Drittens suchen wir nach abweichenden strukturellen Gründen für eine Unterbewertung, statt spannenden Geschichten oder Themen nachzujagen, die die Börsenlieblinge nach oben treiben. Konkret liefern uns unsere „Wertnischen“ – bei denen Differenzierungsfaktoren wie Unternehmensgrösse, Eigentumsverhältnisse, geographische Reichweite, Umfang der Geschäftsbereiche, Reifeprofil, Investitionsbedarf, Finanzstruktur und Positionierung in der Wertschöpfungskette berücksichtigt werden – vielversprechende Wegweiser, mit deren Hilfe wir Schnäppchen entdecken.

Und viertens scheint in einer Zeit, in der kurzfristige Gewinnmaximierung zur Verhaltensnorm geworden ist, auch Geduld eine seltene Tugend zu sein. Der Kauf von verschmähten Aktien ist eine Strategie, die sich nicht schnell und vorhersehbar auszahlt, sondern (1) über längere Zeit und (2) zu unerwarteten Zeitpunkten Früchte trägt. Ob es uns nun gefällt oder nicht, aufgeschobene Belohnung ist ein zentraler Grundsatz im Bereich des Sparens und Anlegens.
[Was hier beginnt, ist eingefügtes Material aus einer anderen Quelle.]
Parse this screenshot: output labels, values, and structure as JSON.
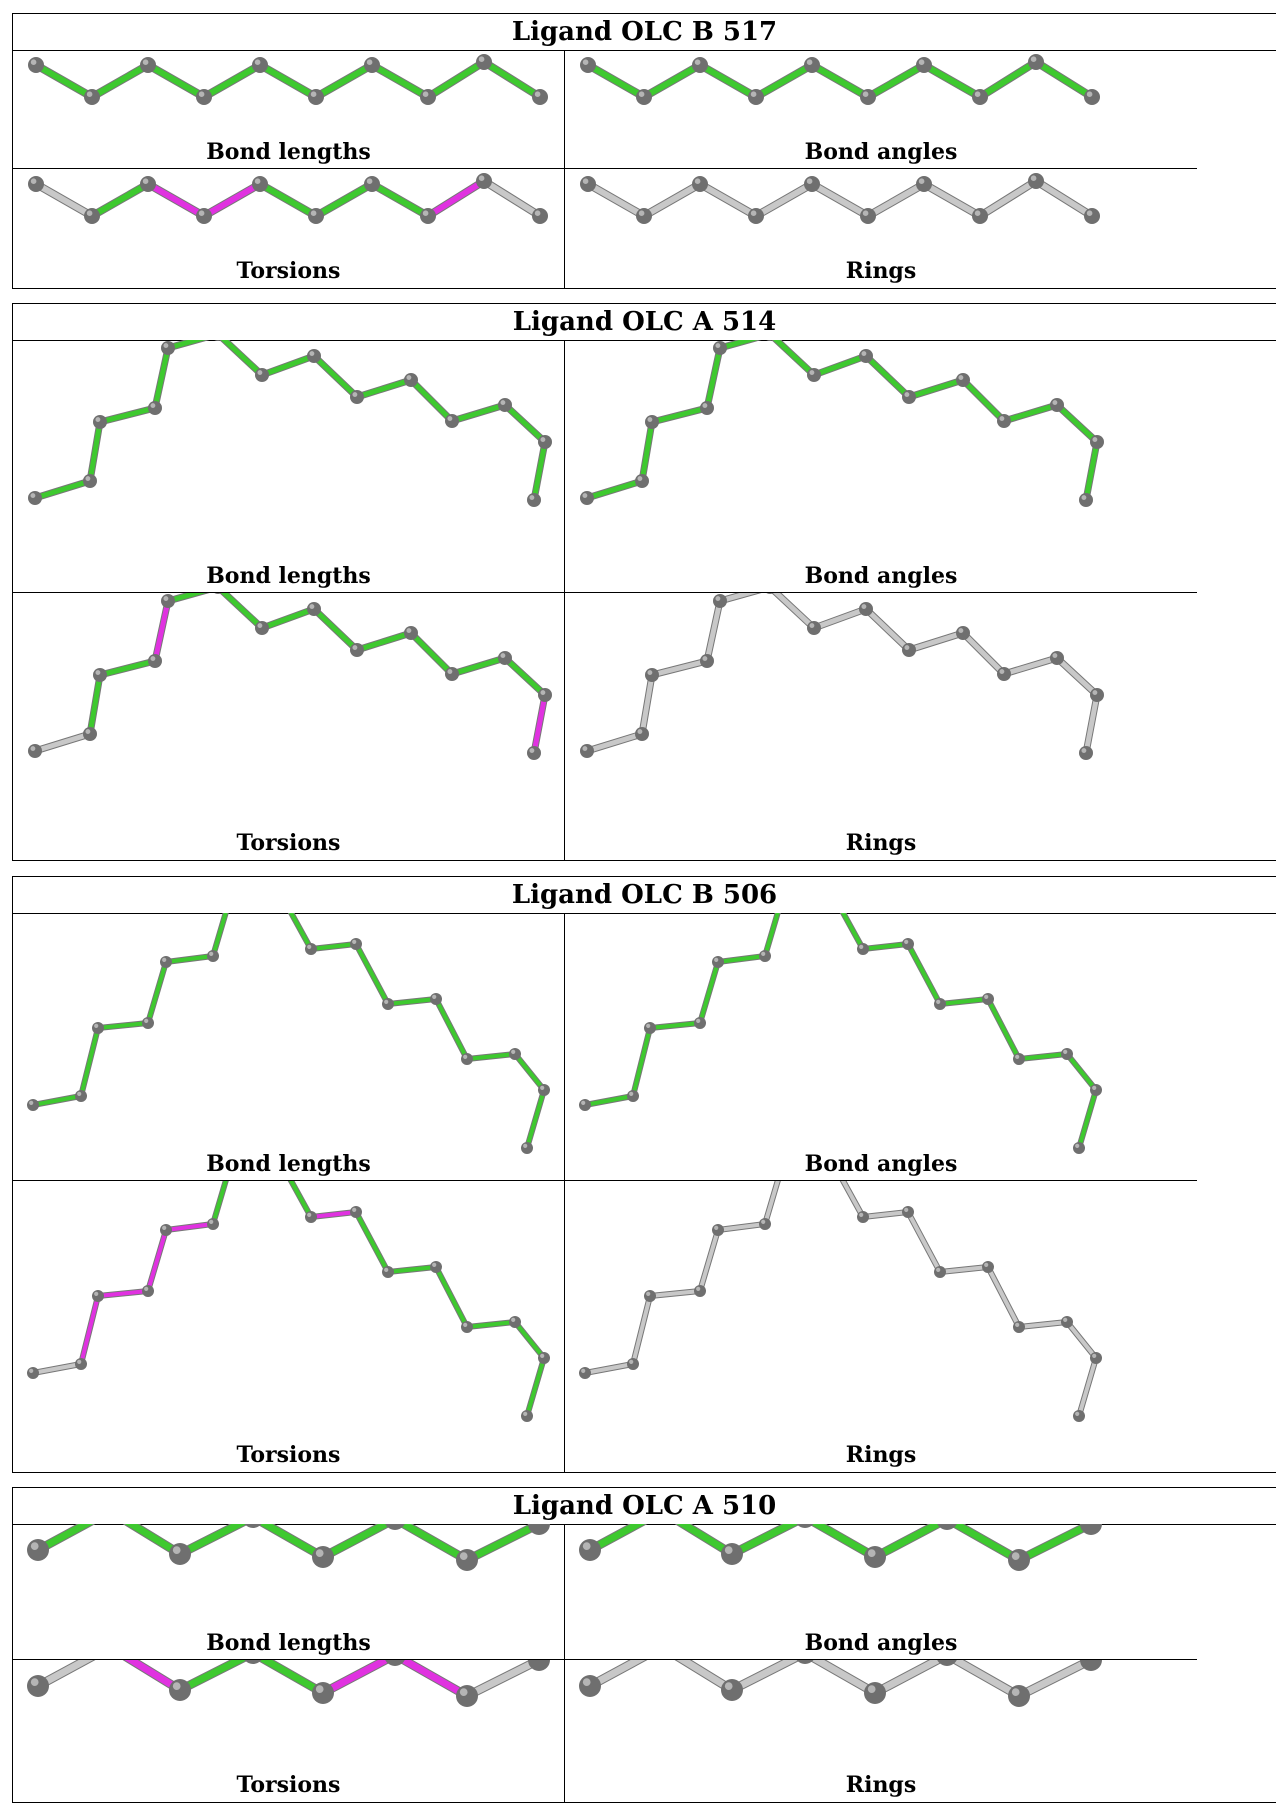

Stehen wir wirklich vor dem Beginn einer neuen Weltordnung? Wir wissen es nicht, die Geschichte wird es zeigen, und wir vermeiden es gemeinhin, derart weitreichende voreilige Schlüsse zu ziehen. Wovon wir aber überzeugt sind, ist, dass eine gesunde Dosis Contrarian-Denkens jedes ausgewogene Portfolio ergänzt. Die Momentum-Strategie mag für die letzte oder vielleicht sogar die letzten beiden Generationen von Anlegern sehr gut funktioniert haben, aber die Vernunft sagt uns, dass wir uns nicht ewig darauf verlassen sollten.